Ensemble Resonanz präsentiert Werke für Streicher bei den Tonlagen Hellerau
Nach einer bunten ersten Woche der „Tonlagen“ im Festspielhaus Hellerau präsentierte sich das Haus am Sonntagabend zumindest optisch entschlackt: für das Konzert des Hamburger Ensembles Resonanz gab es weder Tanzboden noch Trockeneis, auch die Lichtorgel schwieg. Nur Stühle und Notenpulte waren aufgebaut, die von einem bevorstehenden Abend kündeten, der diese „nackte“, oftmals ungleich stärkere Wirkung der Musik bereits im Titel verbarg: „Open Spaces“. Vielleicht ist dies auch eine der anspruchsvollsten Darbietungsformen Neuer Musik, denn in der Genreverschränkung des Musik- oder Tanztheater können sich Auge und Ohr gut die Arbeit aufteilen. Doch hier waren verschärfte Bedingungen: nicht nur fehlte das stets präsente „ON“-Fiepen einer arbeitenden Technik im Ruhezustand der Musik, auch wurden ganze Instrumentengruppen dem Publikum vorenthalten: sechs Stücke nur für Streicher, davon gleich zwei Uraufführungen.
Der Anspruch blieb hoch, die Qualität der Stücke allerdings ebenfalls, die Interpretation sucht seinesgleichen und so hatten die Besucher des Konzertes am Ende allen Grund zum Applaus. Denn allen Werken gemeinsam war, dass die Komponisten den Korpus „Streicherensemble“ als eigenes Instrument handhabten und damit fleißig experimentell oder konzeptuell umgingen.
Iannis Xenakis kompaktes „Aroura“ machte schon fast als Klassiker den Auftakt und gab die Räumlichkeiten vor, die Georg Friedrich Haas dann am Ende in „Open Spaces II“ mühelos sprengte. Ohnehin lohnt in struktureller Hinsicht das Nebeneinanderstellen dieser beiden Grenz-Werker, die in gewisser Hinsicht verschiedene Quartiere desselben Ortes bearbeiten. Das Programm zum Mittelpunkt verfolgend erklangen weitere vier Kompositionen, die sich vor allem in einer dichten, aber im jeweiligen Stil konsequenten Materialbehandlung ähnelten.

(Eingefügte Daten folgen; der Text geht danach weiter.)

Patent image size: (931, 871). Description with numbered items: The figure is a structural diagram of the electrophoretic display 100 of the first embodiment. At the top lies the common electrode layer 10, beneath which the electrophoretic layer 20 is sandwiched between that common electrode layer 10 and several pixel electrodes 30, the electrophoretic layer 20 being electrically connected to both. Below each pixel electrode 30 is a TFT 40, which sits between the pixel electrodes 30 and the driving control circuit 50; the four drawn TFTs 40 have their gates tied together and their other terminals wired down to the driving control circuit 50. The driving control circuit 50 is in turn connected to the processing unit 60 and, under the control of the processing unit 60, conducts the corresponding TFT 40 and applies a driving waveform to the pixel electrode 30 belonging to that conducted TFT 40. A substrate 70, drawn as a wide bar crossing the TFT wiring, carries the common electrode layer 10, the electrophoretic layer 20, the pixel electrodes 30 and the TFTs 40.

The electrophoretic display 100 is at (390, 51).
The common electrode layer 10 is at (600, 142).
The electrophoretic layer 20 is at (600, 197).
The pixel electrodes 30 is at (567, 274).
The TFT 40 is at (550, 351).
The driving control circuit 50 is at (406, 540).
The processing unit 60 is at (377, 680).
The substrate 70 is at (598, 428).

Alessandro Perinis „Exploración de la biblioteca de Babel“ fiel allerdings in einer bruchstückhaften, manchmal zu offen expressiv daliegenden Gestik heraus aus dem Reigen und war dennoch das am schwierigste geistig nachzuvollziehende Stück des Abends. Beat Furrers „Xenos III“ bildete dann fast das Gegenstück dazu: Dirk Rothbrust und Thomas Meixner traten als Schlagzeuger hinzu und formte gemeinsam mit dem Ensemble eine Meta-Ebene der Sprache hinter dem zugrundeliegenden Text von Händl Klaus, dieser Teil wurde dann in einer zweiten Schicht noch einmal in emotionale sprachlose Regionen tiefergeführt. Benjamin Schweitzers „holzschnitt“ führte das Streichorchester auf originelle Weise zurück zu den Ursprüngen und bewies, dass ausgehörte Klanglichkeit keine Frage der Massierung von Effekten ist.
Einen ungemein poetischen Beitrag leistete Michael Hirsch mit „Rezitativ und Arie“ für Claves (Hölzer) und Streicher, bei dem man meint, ein virtuelles Opernfragment durchschimmern zu hören, dass eben nur in einem erinnerten Rhythmus oder schemenhaften Vorbeihuschen existiert. Dass alle diese Streichergeschichten so plastisch wurden, liegt an der exzellenten Darbietung des Ensemble Resonanz unter Leitung von Beat Furrer, die am Schluss wirkungsvoll die Planeten von Georg Friedrich Haas mikrotonal erbeben ließen.